Always End With "I Love You!"

My father was in the hospital for his 60th birthday. That ended up being the day we were told he had kidney cancer. Little did we know he would leave us a short 73 days later. We took care of him at home the best we could. I worked nights so stayed with him during the days while my mother, sister, and brother covered the evenings.

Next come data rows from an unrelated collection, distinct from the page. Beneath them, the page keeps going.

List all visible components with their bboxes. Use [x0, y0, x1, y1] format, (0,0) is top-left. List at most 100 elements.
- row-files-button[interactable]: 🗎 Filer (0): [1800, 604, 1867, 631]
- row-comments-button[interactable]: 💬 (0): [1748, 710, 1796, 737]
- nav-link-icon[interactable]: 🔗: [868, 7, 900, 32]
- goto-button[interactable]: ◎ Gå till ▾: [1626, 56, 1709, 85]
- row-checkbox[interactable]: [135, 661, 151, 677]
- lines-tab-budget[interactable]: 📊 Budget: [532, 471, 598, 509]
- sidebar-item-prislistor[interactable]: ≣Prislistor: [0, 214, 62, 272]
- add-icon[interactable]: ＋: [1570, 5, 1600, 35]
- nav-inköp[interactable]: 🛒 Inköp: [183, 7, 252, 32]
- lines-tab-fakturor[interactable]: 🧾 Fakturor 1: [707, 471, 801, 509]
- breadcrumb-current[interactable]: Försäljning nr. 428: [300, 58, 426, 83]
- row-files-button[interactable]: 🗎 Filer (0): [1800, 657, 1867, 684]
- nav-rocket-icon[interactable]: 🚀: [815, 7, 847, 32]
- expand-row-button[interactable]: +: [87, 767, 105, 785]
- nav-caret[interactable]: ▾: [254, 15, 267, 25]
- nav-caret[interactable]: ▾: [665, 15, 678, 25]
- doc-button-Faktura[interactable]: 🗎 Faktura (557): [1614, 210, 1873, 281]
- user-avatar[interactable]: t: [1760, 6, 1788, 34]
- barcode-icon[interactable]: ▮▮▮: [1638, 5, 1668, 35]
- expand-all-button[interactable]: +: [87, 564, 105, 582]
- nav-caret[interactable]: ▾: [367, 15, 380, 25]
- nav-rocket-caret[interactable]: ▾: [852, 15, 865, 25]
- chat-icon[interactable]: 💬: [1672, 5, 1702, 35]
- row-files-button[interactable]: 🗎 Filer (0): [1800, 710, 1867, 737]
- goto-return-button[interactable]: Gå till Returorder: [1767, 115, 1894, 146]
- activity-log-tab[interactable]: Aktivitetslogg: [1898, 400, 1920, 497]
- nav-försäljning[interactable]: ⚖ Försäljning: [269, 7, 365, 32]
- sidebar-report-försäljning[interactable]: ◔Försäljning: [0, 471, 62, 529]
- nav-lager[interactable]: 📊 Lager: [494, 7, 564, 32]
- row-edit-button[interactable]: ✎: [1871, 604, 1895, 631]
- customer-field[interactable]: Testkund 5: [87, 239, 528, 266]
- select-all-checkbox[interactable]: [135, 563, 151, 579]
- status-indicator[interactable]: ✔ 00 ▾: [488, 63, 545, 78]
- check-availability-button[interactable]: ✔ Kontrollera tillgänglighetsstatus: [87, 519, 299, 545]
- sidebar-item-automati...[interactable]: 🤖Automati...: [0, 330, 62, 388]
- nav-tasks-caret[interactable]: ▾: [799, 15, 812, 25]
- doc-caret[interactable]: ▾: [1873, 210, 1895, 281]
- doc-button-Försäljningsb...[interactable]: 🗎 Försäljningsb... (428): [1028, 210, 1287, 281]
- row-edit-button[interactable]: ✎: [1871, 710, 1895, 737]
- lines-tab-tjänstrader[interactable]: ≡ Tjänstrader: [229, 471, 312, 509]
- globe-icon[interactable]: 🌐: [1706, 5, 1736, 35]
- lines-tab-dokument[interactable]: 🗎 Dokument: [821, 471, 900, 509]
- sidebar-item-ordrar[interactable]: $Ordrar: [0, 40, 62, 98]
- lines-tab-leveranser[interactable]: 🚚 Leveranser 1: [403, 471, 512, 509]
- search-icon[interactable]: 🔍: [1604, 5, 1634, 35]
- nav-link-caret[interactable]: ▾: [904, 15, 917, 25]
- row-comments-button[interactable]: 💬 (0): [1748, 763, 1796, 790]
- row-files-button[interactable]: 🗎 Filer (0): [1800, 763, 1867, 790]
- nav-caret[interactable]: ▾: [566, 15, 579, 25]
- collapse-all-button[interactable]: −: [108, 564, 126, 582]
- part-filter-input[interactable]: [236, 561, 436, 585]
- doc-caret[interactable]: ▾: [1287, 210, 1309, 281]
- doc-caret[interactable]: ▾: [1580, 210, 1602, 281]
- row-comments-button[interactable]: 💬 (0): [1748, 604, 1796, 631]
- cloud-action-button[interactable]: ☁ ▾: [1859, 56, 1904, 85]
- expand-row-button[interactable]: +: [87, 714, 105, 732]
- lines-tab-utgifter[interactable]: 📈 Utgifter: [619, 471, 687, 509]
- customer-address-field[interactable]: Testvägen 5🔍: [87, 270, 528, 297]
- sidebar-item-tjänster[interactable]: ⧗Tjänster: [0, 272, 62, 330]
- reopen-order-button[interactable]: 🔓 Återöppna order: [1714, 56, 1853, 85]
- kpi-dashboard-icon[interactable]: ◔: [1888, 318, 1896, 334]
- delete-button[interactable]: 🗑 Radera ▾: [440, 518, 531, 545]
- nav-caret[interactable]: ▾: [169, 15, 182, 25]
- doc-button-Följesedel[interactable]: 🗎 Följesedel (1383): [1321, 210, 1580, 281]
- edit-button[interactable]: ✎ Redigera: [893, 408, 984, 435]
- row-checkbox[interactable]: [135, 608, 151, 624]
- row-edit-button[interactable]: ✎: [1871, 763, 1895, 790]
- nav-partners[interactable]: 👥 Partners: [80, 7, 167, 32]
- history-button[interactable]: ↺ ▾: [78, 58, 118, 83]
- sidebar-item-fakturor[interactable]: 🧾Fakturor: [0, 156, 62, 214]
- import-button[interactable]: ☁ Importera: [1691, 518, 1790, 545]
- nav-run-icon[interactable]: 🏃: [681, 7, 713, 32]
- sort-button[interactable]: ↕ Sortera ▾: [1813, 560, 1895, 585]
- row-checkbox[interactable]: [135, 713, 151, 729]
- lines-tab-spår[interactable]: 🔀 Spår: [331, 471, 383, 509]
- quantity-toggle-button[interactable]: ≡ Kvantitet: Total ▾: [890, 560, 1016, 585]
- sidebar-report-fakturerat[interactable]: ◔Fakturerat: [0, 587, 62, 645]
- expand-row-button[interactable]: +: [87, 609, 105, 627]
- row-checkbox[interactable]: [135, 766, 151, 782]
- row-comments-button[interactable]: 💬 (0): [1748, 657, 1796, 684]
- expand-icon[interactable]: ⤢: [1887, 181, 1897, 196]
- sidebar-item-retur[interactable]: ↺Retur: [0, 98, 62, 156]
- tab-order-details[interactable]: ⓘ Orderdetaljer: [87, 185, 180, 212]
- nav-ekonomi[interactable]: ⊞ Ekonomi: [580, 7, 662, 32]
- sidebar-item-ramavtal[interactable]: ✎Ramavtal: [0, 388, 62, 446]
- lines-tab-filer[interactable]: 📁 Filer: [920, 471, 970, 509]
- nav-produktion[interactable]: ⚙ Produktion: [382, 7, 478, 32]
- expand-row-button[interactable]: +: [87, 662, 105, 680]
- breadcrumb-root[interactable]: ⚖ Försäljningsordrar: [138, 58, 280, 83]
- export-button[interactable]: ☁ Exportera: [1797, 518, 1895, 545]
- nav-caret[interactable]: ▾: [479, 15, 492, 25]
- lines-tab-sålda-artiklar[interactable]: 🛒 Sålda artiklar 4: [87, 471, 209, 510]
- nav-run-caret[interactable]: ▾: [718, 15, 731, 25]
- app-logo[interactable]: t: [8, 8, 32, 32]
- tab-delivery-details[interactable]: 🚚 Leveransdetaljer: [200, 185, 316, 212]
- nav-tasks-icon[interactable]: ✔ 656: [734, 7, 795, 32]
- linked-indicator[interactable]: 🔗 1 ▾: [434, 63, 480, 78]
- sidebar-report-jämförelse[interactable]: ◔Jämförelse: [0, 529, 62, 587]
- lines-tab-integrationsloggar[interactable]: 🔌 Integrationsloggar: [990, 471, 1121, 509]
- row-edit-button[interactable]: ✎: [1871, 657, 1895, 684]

He had many fellow real estate agents visiting him and asking if we needed anything. A few even offered to stay with him long enough for me to run to the store or pick up his medicine. For this I was always grateful and dad genuinely enjoyed their visits. He would tell everyone he would most likely lose his hair from chemo and planned on wearing one of those rainbow clown wigs when he returned to the office.

Towards the end his response to most questions such as "do you want to listen to music?" (Enya was his favorite) or "do you want to watch tv?" was "I don't care." When I came home from work dad was usually awake and I would sit and talk to him. He'd tell stories of his childhood or of my younger days. To this day I regret not writing them down or better yet recording him.

As I said goodnight I always asked "do you want me to turn off the light?" His response "I don't care." I always turned it off while saying "goodnight daddy, I love you." To this his response would be "me too Mary Ellen." Well this one night as I said goodnight I didn't ask about the light. I have absolutely no idea why but I neglected to say I love you as well. I made it halfway down the hall before my dad said "aren't you going to turn off the light?" I informed him that he always said he didn't care and I was never clear if he wanted it on or off. My dad asked me to turn it off. At that point my dad said "Thank you Mary Ellen. I love you." I answered "me too Daddy"

The next morning my dad was somewhat alert but unable to speak. He passed away shortly before noon. I had no idea why I did not say I love you to my dad the night before but in doing so the last words I will always remember my dad saying to me is "Thank you Mary Ellen. I love you."

From that day on I make it a point to always say I love you when leaving people I care about. Especially my two sons. Hopefully, no matter what, the last words my sons will remember me saying to them is "I love you!" ~ which I do with all my heart and soul.